RHETORICAL QUESTION: Why Do Economists Ignore þe Greatest of All Market Failures?
A rhetorical question...
Trevon D Logan: ’This is actually a deep point DeLong is making: we have not recognized the single largest market failure in the economy. And we rarely talk about it as a market failure at all. The answer: that’s how they wanted it when they sold it to you! Anyone who has seriously thought about equilibrium theory knows that the lack of attention to endowments is pretty shameful. DeLong extends that here to thinking of the weights we apply and why it should encourage, not discourage, redistribution. But we never quite get there…
Ben Boehlert: ’I’m consistently shocked in my undergrad Econ classes how inequality of opportunity almost never comes up. In a world where everyone is perfectly rational, it seems like pretty big deal!…
Brad DeLong: I remember back in the… spring of 1981, I think it was. I asked my professor, William Thomson, visiting from Rochester, roughly this:
The utilitarian social welfare function is Ωu = U(1) + U(2) + U(3)… The competitive market economy maximizes a market social welfare function Ωm = ω(1)U(1) + ω(2)U(2) + ω(3)U(3)…, where the ω(i)s are Negishi weights that are increasing functions of your lifetime wealth W(i)—indeed, if lifetime utility is log wealth, then ω(i)=W(i). Market failures drive wedges between what the economy achieves and what it could achieve. There are massive, massive differences between the Ωu that is the true social welfare function and the function Ωm that the well-working market maximizes.
Why isn’t the unequal distribution of ex ante expected lifetime income—inequality of opportunity—conceptualized by us economists as the greatest of all market failures? And why isn’t the distribution of political power that creates & preserves a property order of unequal wealth seen as the greatest of all “regulatory capture by a special interest group” flaws in the working of society, economy, and the state?"
Thomson did not have a good answer. My other teacher Joe Kalt, however, did. “These Chicago Boys are all right-wing Marxists,” he said:
They buy the Marxian proposition that the state is an executive committee for rigging the economy in the interest of the ruling class. But they think that that is a good thing as long as the ruling class is based on wealth, however previously acquired. All their objections are to those who use some form of societal power other than wealth to try to rig the economy in their interest. And while there is an argument that a wealth-based ruling class is in general best, it is a weak argument.
And do remember that I learned much of my political economy from Richard Musgrave and his TA Manuel Trajtenberg, who explicitly conceptualized public finance as having 3 branches: (1) repairing Pigovian externalities, (2) fiscal policy for full employment, (3) redistribution to shrink all the Negishi weights in the market’s SWF toward one.

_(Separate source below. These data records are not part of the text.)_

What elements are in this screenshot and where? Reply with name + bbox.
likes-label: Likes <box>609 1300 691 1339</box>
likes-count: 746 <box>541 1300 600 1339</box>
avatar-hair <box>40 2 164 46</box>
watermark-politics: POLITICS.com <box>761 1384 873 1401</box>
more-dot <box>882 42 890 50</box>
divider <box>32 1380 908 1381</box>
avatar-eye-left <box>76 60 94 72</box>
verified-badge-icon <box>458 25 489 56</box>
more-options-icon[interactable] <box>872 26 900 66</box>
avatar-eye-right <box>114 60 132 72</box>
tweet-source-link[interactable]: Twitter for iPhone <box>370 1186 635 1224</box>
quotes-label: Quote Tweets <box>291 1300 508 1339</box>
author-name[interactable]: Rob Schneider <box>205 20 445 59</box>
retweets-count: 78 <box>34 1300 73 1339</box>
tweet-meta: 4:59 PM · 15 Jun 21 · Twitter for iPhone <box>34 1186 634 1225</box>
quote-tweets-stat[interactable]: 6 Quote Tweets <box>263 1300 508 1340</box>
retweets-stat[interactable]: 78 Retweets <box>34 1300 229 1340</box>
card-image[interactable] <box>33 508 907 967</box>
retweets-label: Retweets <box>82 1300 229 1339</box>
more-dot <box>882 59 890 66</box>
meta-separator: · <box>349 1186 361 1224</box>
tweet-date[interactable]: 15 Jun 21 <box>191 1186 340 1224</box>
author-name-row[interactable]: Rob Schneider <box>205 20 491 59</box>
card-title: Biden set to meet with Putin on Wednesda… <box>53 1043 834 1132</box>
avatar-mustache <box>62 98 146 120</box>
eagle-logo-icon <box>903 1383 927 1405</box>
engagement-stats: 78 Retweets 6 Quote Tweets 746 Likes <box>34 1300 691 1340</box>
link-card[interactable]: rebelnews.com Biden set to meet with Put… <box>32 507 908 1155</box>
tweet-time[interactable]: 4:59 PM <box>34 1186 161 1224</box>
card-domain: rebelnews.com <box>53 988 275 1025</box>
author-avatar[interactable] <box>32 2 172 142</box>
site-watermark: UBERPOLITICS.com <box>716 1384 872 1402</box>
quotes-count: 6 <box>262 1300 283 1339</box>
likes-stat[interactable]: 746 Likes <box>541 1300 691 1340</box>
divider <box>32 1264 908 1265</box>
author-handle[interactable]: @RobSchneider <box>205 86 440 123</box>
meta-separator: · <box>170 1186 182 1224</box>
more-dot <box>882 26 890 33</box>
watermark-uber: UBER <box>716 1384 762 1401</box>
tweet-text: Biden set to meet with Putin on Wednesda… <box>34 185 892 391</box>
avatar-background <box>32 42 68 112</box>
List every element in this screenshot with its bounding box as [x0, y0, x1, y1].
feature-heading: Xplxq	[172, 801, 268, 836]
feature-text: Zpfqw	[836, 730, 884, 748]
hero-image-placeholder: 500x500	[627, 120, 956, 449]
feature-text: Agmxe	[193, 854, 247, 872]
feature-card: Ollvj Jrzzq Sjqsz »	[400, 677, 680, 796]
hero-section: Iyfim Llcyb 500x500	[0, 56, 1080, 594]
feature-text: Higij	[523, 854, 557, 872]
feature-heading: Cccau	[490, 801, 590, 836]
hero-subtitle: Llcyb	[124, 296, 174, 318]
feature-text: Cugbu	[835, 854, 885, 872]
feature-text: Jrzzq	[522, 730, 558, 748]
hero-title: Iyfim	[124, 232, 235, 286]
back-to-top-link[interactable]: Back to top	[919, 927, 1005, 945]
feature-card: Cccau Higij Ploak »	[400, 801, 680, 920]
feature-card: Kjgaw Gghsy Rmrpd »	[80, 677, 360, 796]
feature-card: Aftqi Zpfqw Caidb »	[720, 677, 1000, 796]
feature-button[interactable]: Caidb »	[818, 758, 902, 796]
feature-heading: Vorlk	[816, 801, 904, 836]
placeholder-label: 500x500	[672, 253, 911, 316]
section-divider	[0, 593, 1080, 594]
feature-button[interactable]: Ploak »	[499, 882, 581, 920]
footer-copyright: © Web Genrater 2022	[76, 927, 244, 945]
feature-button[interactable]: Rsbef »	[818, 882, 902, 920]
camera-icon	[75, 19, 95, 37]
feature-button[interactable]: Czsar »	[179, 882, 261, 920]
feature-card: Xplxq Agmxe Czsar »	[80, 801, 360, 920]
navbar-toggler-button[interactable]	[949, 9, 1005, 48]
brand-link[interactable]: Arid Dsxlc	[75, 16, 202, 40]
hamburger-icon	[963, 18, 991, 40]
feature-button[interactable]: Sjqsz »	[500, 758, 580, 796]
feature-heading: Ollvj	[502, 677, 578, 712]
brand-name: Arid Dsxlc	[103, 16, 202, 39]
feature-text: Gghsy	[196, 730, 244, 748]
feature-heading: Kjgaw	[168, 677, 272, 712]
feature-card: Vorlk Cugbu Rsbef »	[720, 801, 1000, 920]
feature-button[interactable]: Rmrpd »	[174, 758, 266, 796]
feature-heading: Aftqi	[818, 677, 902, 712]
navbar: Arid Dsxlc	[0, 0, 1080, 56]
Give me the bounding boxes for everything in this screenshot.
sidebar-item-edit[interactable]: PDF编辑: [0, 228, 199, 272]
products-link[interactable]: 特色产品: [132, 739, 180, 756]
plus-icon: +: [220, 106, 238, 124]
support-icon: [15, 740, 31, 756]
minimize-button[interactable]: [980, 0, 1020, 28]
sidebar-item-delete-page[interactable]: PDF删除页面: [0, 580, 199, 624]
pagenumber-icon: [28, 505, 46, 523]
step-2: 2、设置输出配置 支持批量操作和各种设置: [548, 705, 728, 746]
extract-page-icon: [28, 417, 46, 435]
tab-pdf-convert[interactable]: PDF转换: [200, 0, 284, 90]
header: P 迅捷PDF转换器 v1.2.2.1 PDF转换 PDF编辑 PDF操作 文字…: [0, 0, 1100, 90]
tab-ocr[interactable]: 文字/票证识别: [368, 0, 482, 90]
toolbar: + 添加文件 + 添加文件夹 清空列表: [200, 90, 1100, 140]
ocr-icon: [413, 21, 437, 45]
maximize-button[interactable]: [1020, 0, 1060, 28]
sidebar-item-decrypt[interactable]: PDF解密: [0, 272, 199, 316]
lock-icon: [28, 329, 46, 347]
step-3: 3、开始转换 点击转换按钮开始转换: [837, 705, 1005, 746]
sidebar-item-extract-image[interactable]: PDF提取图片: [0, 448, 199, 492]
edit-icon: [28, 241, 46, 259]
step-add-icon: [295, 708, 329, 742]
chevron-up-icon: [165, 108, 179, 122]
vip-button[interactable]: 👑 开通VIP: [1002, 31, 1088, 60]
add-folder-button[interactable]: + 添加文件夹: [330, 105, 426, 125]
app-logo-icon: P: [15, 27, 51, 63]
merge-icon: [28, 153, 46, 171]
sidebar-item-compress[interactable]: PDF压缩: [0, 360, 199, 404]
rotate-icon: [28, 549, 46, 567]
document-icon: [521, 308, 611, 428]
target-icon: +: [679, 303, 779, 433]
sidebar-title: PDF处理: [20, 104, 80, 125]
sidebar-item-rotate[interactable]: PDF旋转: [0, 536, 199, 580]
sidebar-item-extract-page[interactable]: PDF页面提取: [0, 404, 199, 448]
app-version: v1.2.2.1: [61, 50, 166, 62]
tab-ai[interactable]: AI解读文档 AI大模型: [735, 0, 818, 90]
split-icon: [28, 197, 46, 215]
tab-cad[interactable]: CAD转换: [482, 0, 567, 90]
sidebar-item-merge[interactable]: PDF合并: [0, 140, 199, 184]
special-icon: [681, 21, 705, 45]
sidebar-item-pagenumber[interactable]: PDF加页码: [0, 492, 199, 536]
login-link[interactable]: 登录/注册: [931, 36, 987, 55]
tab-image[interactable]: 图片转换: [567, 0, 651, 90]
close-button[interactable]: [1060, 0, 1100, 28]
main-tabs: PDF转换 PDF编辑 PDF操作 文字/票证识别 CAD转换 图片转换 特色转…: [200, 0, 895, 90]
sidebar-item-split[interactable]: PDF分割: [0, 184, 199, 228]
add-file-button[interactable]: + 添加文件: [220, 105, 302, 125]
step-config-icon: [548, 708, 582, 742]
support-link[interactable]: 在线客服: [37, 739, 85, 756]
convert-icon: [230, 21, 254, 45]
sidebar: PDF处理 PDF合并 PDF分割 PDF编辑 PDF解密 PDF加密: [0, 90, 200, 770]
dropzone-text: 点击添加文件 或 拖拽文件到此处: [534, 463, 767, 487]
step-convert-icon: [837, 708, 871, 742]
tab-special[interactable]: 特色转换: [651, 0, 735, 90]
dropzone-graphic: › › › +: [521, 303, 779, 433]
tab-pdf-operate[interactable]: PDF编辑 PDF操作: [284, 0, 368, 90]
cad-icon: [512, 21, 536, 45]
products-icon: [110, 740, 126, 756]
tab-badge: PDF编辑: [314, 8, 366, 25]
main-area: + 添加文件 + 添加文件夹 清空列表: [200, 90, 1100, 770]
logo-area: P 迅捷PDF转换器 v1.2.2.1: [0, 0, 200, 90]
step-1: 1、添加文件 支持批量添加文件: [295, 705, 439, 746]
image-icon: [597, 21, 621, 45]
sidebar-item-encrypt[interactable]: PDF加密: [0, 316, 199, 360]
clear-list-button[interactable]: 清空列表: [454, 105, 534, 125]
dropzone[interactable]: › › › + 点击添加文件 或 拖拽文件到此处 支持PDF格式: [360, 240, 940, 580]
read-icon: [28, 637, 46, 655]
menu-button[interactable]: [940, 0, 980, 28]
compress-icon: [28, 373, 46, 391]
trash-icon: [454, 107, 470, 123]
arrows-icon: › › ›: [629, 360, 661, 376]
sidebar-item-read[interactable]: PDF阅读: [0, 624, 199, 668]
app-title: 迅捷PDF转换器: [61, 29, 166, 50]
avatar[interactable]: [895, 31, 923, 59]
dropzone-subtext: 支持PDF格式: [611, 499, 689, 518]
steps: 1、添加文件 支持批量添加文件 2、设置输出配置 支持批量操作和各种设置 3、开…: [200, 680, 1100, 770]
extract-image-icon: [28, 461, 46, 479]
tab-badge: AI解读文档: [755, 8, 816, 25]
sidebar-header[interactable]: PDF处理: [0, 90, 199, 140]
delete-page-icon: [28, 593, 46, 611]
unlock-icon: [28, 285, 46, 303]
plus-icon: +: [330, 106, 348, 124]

The Chicago School underwent an enormous change between the Midwestern Populist days of Henry Simons, for whom private monopoly was the big foe and large inequalities an enormous menace, & the monopoly-tolerant fundraising paradise that Stigler & co. created. This transformation from Simons to Stigler was possible only by “othering” the non-rich by every means possible, so that their low weight in the market’s Negishi-weighted SWF could be dismissed as deserved.
I put it to you that taking the Murray Rothbard Road in race relations—trying to bring to life their anti-New Deal monopoly-tolerant union-busting economic policy agenda by white racism and supremacy, as Frankenstein’s monster was brought to life by the lightning—was a very important part and remains a very important part of that shift away from economics understood as a policy science that attempts to implement a Benthamite or a Millian utilitiarianism that seeks the greatest good of the greatest number.
Brad DeLong: 'Live long, & prosper!' @delong@Undercoverhist @Econ_Marshall I remember back in the... spring of 1981, I think it was. I asked my professor, William Thomson, visiting from Rochester, roughly this: "The utilitarian social welfare function is Ω = U(1) + U(2) + U(3)... The competitive market economy maximizes a market social welfare 1/
(This has been a rhetorical question: I think we all know why almost all neoliberal and further-right economists ignore the greatest of all market failures. I think we know that well.)